Not super great sample size, but relevant to our discussion. HNW still want human touch.

http://www.forbes.com/sites/forbesinsights/2016/06/02/the-future-of-wealth-management/#1b30793342a3

It is a very interesting post indeed. I used to be a sell-side oriented person in my career aspirations but fate led me into the industry. Industry is not equal to industry through. Financial services is not much different in terms of mental attitude no matter which function you are performing, it shapes people. But funnily, the last few years in the real industry, with down-to-Earth people made me flee back to services. It is a very subjective issue. I personally like the industry better than services for the work-life balance and sort of independence but it comes at a cost of a very short-term functional career. So I am simply sick and tired of the fact that my line of work in the industry is so black-box and subject to corporate strategy changes and all the really worthy roles in major structured companies (the way I like it!) are taken by ex-BB bankers, that I would rather be at the source that at some corporate not knowing where it is steering… I strongly dislike the idea of my career being a ping pong ball in hands of minor players. So it all depends on your experience.
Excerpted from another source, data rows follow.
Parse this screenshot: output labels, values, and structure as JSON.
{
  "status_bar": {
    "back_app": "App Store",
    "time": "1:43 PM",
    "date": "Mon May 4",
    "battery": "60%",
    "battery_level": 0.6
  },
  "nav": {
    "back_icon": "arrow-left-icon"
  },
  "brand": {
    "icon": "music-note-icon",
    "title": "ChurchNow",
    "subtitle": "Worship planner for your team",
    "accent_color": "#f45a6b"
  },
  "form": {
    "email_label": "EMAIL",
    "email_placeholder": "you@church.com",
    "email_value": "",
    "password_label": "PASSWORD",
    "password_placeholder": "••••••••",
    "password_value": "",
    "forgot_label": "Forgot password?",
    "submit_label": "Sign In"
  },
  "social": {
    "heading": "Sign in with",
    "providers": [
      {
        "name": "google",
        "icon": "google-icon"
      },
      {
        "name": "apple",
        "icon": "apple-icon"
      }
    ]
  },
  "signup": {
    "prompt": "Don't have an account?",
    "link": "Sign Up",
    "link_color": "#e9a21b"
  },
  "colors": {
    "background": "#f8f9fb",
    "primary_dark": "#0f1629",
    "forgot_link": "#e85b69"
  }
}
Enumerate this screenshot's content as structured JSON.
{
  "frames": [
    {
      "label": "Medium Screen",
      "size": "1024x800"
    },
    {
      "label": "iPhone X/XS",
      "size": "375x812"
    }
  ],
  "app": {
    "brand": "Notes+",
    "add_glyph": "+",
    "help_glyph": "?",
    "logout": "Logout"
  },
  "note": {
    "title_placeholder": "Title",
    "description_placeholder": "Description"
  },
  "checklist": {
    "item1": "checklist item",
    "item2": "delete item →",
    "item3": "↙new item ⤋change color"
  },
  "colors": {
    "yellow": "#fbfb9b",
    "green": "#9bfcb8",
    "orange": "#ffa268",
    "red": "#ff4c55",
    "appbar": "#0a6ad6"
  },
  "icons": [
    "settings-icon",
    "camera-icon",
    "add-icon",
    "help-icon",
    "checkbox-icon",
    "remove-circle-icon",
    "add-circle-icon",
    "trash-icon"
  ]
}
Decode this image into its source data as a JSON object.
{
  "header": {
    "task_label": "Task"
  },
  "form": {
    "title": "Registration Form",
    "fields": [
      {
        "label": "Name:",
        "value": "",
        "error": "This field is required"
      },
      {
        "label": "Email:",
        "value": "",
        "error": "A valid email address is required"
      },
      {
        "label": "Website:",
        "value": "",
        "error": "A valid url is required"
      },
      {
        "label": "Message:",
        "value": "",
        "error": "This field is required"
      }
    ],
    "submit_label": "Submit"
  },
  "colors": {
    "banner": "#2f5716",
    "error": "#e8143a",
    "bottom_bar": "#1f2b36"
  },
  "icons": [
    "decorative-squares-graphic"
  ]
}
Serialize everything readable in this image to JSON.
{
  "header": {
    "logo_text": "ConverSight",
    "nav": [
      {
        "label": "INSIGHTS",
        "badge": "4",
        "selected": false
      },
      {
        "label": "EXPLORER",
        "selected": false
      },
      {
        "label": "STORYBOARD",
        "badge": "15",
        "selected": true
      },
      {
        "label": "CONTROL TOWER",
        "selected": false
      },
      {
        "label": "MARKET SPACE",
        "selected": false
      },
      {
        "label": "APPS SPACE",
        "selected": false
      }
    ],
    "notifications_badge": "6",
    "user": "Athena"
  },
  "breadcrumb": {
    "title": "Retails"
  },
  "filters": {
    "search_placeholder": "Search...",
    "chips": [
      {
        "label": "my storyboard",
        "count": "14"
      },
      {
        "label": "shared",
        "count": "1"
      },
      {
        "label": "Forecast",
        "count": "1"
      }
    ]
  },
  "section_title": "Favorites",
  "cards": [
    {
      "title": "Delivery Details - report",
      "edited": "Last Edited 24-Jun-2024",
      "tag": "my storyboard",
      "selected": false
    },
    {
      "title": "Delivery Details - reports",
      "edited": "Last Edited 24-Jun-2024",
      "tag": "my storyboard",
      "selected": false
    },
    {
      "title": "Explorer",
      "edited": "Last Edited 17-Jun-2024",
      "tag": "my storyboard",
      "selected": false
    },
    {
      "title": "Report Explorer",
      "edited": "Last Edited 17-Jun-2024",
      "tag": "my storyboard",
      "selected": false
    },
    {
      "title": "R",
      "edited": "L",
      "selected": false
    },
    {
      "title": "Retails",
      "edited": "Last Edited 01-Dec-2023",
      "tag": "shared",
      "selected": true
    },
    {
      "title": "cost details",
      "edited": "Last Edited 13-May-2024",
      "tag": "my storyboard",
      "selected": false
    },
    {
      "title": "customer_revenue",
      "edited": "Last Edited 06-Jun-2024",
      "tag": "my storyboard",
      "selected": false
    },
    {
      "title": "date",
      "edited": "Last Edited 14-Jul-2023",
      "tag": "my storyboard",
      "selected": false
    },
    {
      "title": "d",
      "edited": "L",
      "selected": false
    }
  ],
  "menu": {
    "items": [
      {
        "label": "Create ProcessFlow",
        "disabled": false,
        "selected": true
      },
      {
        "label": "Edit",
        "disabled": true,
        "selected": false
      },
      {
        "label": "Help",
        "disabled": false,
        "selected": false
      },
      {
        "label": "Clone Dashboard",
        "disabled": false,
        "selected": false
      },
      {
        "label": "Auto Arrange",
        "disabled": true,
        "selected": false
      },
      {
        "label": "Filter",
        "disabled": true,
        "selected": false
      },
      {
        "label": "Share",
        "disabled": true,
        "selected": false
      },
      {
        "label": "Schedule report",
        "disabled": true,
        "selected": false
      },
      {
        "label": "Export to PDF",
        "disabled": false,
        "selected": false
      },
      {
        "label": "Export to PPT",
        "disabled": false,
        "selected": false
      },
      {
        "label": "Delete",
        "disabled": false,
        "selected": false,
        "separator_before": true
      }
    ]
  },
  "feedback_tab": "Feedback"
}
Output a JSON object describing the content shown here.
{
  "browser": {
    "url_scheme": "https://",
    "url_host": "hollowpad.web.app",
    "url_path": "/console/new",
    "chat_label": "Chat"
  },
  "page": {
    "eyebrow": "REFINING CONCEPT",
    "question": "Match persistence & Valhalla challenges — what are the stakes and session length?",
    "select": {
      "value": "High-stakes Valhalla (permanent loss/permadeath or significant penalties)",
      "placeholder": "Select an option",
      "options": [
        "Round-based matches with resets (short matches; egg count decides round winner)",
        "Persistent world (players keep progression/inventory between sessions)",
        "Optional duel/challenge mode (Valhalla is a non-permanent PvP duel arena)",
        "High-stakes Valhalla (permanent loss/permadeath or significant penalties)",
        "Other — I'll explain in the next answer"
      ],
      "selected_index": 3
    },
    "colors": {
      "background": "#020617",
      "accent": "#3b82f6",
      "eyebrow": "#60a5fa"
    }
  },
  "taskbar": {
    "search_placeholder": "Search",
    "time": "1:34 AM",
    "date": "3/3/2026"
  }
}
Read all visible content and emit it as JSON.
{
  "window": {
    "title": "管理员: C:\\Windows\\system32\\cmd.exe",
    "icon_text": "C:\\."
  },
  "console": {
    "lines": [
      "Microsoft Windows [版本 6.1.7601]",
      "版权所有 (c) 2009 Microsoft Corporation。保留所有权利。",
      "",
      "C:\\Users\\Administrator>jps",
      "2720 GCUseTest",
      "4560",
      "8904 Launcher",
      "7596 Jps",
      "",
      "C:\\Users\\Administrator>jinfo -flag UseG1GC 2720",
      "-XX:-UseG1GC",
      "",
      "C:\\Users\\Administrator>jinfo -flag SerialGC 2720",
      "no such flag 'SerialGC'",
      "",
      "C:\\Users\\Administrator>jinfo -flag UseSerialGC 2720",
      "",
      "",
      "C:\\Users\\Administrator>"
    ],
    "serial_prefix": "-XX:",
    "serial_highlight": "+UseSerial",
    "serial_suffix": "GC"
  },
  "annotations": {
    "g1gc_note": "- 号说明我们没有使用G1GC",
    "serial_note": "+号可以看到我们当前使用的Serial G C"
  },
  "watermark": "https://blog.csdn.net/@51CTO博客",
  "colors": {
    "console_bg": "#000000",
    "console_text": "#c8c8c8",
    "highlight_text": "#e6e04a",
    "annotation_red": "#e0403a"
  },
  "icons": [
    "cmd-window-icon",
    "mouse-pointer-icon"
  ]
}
Very interesting post. I recently made a thread asking advice on finding a low cost advisor. Throughout my research to find a viable financial advisor over the past several months, I figured out that for my family, we’d probably be better off with low-cost index funds and find someone to utilize their software to rebalance accordingly on a retainer fee basis. Fees based on a % of AUM as your wealth gets larger is not good for the client IMO unless you are getting very good advice and beating the benchmark consistently. Say you have $20M and you pay an advisor 50-100bps (it’s a sliding scale downward the bigger you get). Even at the low-end of 50bps, you’re doling out $100K per year which is outrageous if we look at it on a per hour of work basis.

I don’t mean this is a full knock on financial advisors. They certainly have a place for HNW individuals who aren’t as sophisticated and frankly have no business in financial markets. The hand-holding can be value-add. That said, the high fees for the advisor (we haven’t even factored in fund expense ratios and other fees) make this industry particularly ripe for change especially since on average active management hasn’t demonstrated strong results.